In April 2023, PathAI and ConcertAI announced a strategic partnership combining PathAI’s PathExplore™ tumor microenvironment panel with ConcertAI’s Patient360™ and RWD360™ products, to launch a first-in-class quantitative histopathology and curated clinical real-world data (RWD) solution. As of 2023, PathAI and Agilent Technologies Inc (NYSE: A) have a strategic partnership to deliver a solution that combines Agilent’s assay development expertise and PathAI’s algorithm development capabilities. By incorporating AI into CDx development, the partnership enables Agilent and PathAI to build integrated solutions with assays and ML analysis algorithms. PathAI works also with Roche Tissue Diagnostics (RTD) to expand digital pathology capabilities for companion diagnostics.

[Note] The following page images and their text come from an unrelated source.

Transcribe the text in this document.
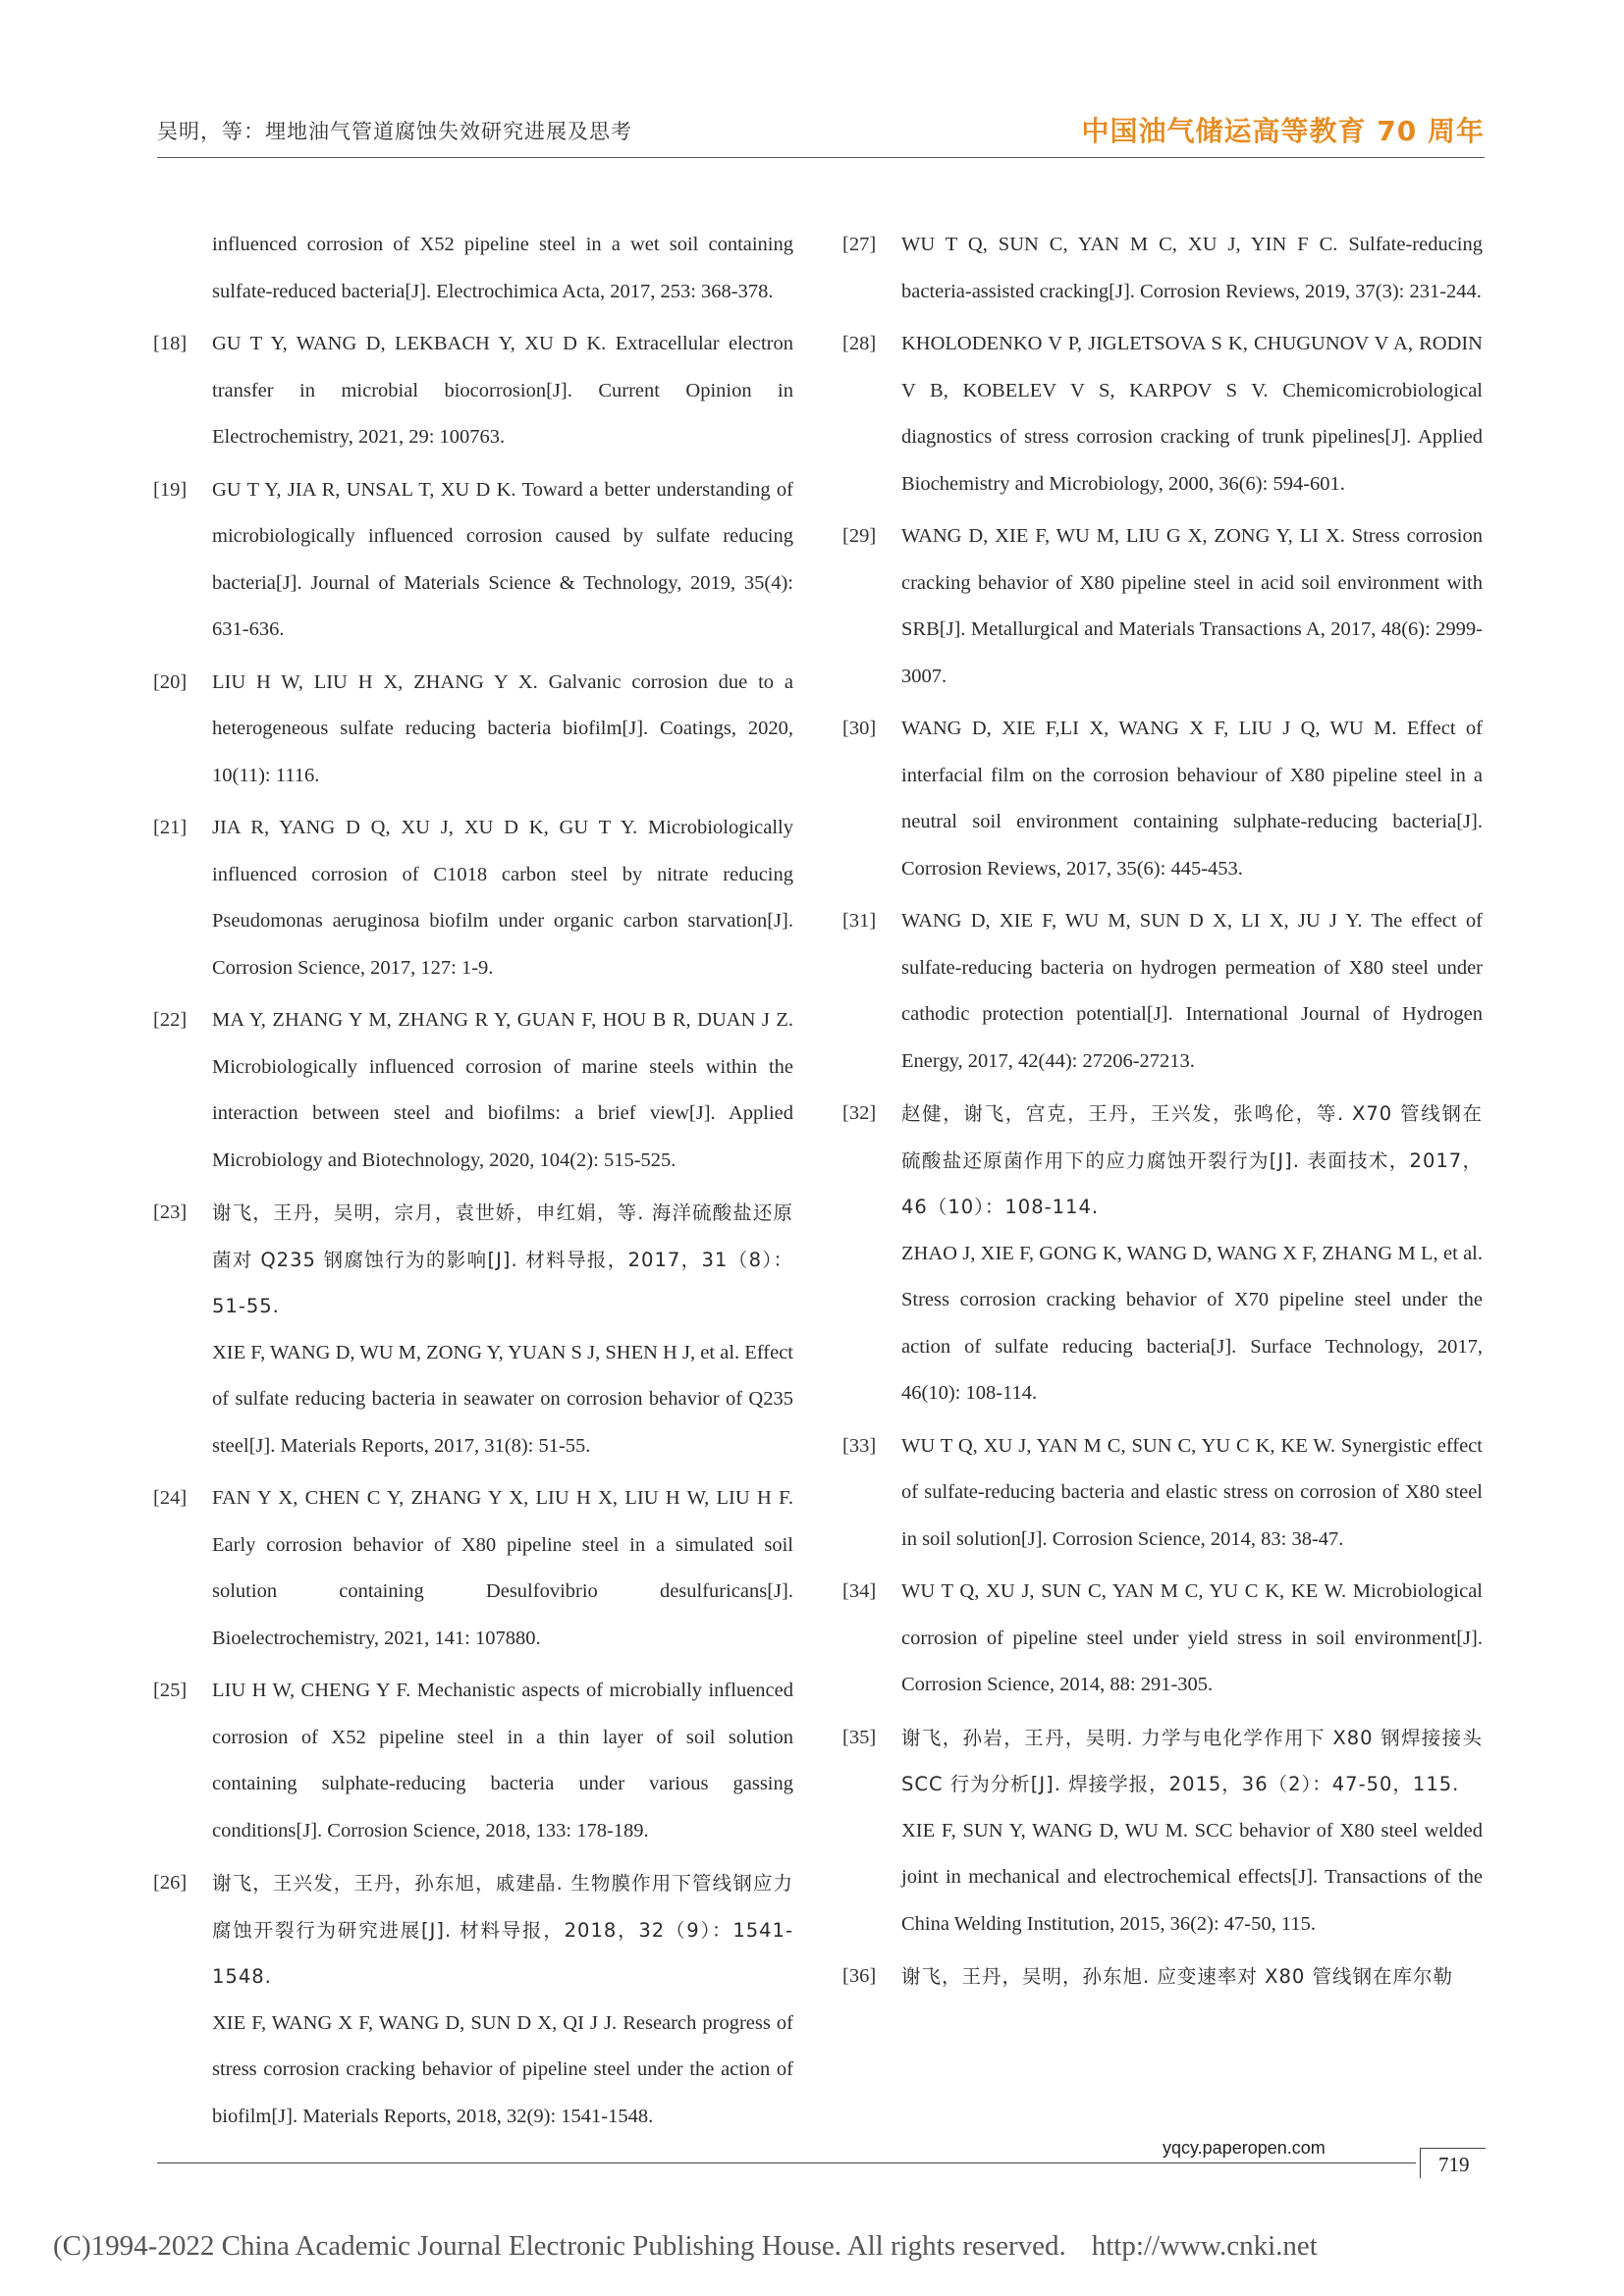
吴明，等：埋地油气管道腐蚀失效研究进展及思考	中国油气储运高等教育 70 周年
influenced corrosion of X52 pipeline steel in a wet soil containing sulfate-reduced bacteria[J]. Electrochimica Acta, 2017, 253: 368-378.
[18]	GU T Y, WANG D, LEKBACH Y, XU D K. Extracellular electron transfer in microbial biocorrosion[J]. Current Opinion in Electrochemistry, 2021, 29: 100763.
[19]	GU T Y, JIA R, UNSAL T, XU D K. Toward a better understanding of microbiologically influenced corrosion caused by sulfate reducing bacteria[J]. Journal of Materials Science & Technology, 2019, 35(4): 631-636.
[20]	LIU H W, LIU H X, ZHANG Y X. Galvanic corrosion due to a heterogeneous sulfate reducing bacteria biofilm[J]. Coatings, 2020, 10(11): 1116.
[21]	JIA R, YANG D Q, XU J, XU D K, GU T Y. Microbiologically influenced corrosion of C1018 carbon steel by nitrate reducing Pseudomonas aeruginosa biofilm under organic carbon starvation[J]. Corrosion Science, 2017, 127: 1-9.
[22]	MA Y, ZHANG Y M, ZHANG R Y, GUAN F, HOU B R, DUAN J Z. Microbiologically influenced corrosion of marine steels within the interaction between steel and biofilms: a brief view[J]. Applied Microbiology and Biotechnology, 2020, 104(2): 515-525.
[23]	谢飞，王丹，吴明，宗月，袁世娇，申红娟，等. 海洋硫酸盐还原菌对 Q235 钢腐蚀行为的影响[J]. 材料导报，2017，31（8）：51-55.
XIE F, WANG D, WU M, ZONG Y, YUAN S J, SHEN H J, et al. Effect of sulfate reducing bacteria in seawater on corrosion behavior of Q235 steel[J]. Materials Reports, 2017, 31(8): 51-55.
[24]	FAN Y X, CHEN C Y, ZHANG Y X, LIU H X, LIU H W, LIU H F. Early corrosion behavior of X80 pipeline steel in a simulated soil solution containing Desulfovibrio desulfuricans[J]. Bioelectrochemistry, 2021, 141: 107880.
[25]	LIU H W, CHENG Y F. Mechanistic aspects of microbially influenced corrosion of X52 pipeline steel in a thin layer of soil solution containing sulphate-reducing bacteria under various gassing conditions[J]. Corrosion Science, 2018, 133: 178-189.
[26]	谢飞，王兴发，王丹，孙东旭，戚建晶. 生物膜作用下管线钢应力腐蚀开裂行为研究进展[J]. 材料导报，2018，32（9）：1541-1548.
XIE F, WANG X F, WANG D, SUN D X, QI J J. Research progress of stress corrosion cracking behavior of pipeline steel under the action of biofilm[J]. Materials Reports, 2018, 32(9): 1541-1548.
[27]	WU T Q, SUN C, YAN M C, XU J, YIN F C. Sulfate-reducing bacteria-assisted cracking[J]. Corrosion Reviews, 2019, 37(3): 231-244.
[28]	KHOLODENKO V P, JIGLETSOVA S K, CHUGUNOV V A, RODIN V B, KOBELEV V S, KARPOV S V. Chemicomicrobiological diagnostics of stress corrosion cracking of trunk pipelines[J]. Applied Biochemistry and Microbiology, 2000, 36(6): 594-601.
[29]	WANG D, XIE F, WU M, LIU G X, ZONG Y, LI X. Stress corrosion cracking behavior of X80 pipeline steel in acid soil environment with SRB[J]. Metallurgical and Materials Transactions A, 2017, 48(6): 2999-3007.
[30]	WANG D, XIE F,LI X, WANG X F, LIU J Q, WU M. Effect of interfacial film on the corrosion behaviour of X80 pipeline steel in a neutral soil environment containing sulphate-reducing bacteria[J]. Corrosion Reviews, 2017, 35(6): 445-453.
[31]	WANG D, XIE F, WU M, SUN D X, LI X, JU J Y. The effect of sulfate-reducing bacteria on hydrogen permeation of X80 steel under cathodic protection potential[J]. International Journal of Hydrogen Energy, 2017, 42(44): 27206-27213.
[32]	赵健，谢飞，宫克，王丹，王兴发，张鸣伦，等. X70 管线钢在硫酸盐还原菌作用下的应力腐蚀开裂行为[J]. 表面技术，2017，46（10）：108-114.
ZHAO J, XIE F, GONG K, WANG D, WANG X F, ZHANG M L, et al. Stress corrosion cracking behavior of X70 pipeline steel under the action of sulfate reducing bacteria[J]. Surface Technology, 2017, 46(10): 108-114.
[33]	WU T Q, XU J, YAN M C, SUN C, YU C K, KE W. Synergistic effect of sulfate-reducing bacteria and elastic stress on corrosion of X80 steel in soil solution[J]. Corrosion Science, 2014, 83: 38-47.
[34]	WU T Q, XU J, SUN C, YAN M C, YU C K, KE W. Microbiological corrosion of pipeline steel under yield stress in soil environment[J]. Corrosion Science, 2014, 88: 291-305.
[35]	谢飞，孙岩，王丹，吴明. 力学与电化学作用下 X80 钢焊接接头 SCC 行为分析[J]. 焊接学报，2015，36（2）：47-50，115.
XIE F, SUN Y, WANG D, WU M. SCC behavior of X80 steel welded joint in mechanical and electrochemical effects[J]. Transactions of the China Welding Institution, 2015, 36(2): 47-50, 115.
[36]	谢飞，王丹，吴明，孙东旭. 应变速率对 X80 管线钢在库尔勒
yqcy.paperopen.com
719
(C)1994-2022 China Academic Journal Electronic Publishing House. All rights reserved. http://www.cnki.net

Finally, PathaAI has a multiyear drug discovery partnership with GlaxoSmithKline (LON: GSK) on advancing clinical trials and drug development in oncology and for nonalcoholic steatohepatitis (NASH), an aggressive type of fatty liver disease, by leveraging PathAI’s technologies, including the use of PathAI’s AIM-NASH tool. PathAI’s role will be to generate, digitize and analyze liver biopsy slides for central pathologist evaluation in addition to AI-powered histologic evaluation using PathAI’s AI-based measurement of NASH Histology (AIM-NASH) Tool, during HORIZON—a randomized Phase 2b non-alcoholic steatohepatitis (NASH) clinical trial—to measure improvements in liver histology with GSK4532990 compared with placebo in participants with NASH and advanced fibrosis.